Libertarian Party founder David Nolan told me in August that his party views the drug war as the clearest indication that America’s constitution has been comprehensively violated by a tyrannical regime run by the major political parties.
“Most Libertarians aren’t people who even use illegal drugs,” Nolan noted. “Our core philosophy is that freedom was the major reason for the first American Revolution, and that the government has absolutely no right to regulate personal, private behavior. We advocate letting people be free to make choices about what they do with their own bodies.”
Browne and Nader have been handicapped by corporate media censorship, and by decisions of the Republican-Democrat-corporate cabal that controls the presidential debate commission. Brown, Nader and other third-party candidates demanded participation in the presidential debates, but when Nader showed up at the first presidential debate in Boston, he was prevented from even entering the debate hall.
Most major television networks and newspapers refuse to cover the Browne and Nader campaigns. As many as 12,000 people show up at Nader rallies; media outlets do not broadcast reports on the rallies, but they routinely broadcast video of Bush and Gore rallies, even though far fewer people show up at those events, which are usually attended by hand-picked audience shills.
Some marijuana advocates worry that a vote for Nader will take votes away from Gore, leading to inadvertent assistance to George W Bush. Others argue that they believe George W Bush’s promise to respect “state’s rights” in regards to medical marijuana laws, and they contrast Bush’s statement with Al Gore’s assertion that medical marijuana is a fraud.
Those who believe that George W Bush’s marijuana policies would be better than Gore’s have forgotten that Bush’s family is allied with pharmaceutical companies that helped contrive and continue marijuana prohibition, that Bush’s father headed the Central Intelligence Agency, that Bush’s mother led the opposition to California’s Prop 215 and Maine’s medical marijuana law, and that Bush’s brother Jeb, as governor of Florida, is incestuously allied with private anti-marijuana organizations and runs a draconian drug war junta supervised by a former prot?g? of White House drug Nazi General Barry McCaffrey.
Vote for freedom
A vote for Nader or Browne, along with other Green and Libertarian candidates in the November elections, will send a message to pundits and policymakers.
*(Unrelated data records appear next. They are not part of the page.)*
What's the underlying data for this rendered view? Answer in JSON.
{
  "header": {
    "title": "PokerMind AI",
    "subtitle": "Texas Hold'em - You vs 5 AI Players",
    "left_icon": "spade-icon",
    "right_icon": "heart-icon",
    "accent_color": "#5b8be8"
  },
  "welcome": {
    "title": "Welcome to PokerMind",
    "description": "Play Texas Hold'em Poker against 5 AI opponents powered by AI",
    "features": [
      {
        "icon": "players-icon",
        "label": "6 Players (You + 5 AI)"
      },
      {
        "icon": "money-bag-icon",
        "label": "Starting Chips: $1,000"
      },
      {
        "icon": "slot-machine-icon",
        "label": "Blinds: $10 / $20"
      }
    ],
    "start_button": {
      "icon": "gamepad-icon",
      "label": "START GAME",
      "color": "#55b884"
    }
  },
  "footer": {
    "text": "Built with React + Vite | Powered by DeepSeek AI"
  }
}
It will also have a more practical effect. If Browne and/or Nader receive more than five percent of the vote, they will qualify for millions of dollars in federal election funding in the next election cycle.
Money is the mother’s milk of politics, and with it, these courageous alternative candidates might have the financial resources available to buy advertising that more widely disseminates their opposition to the drug war.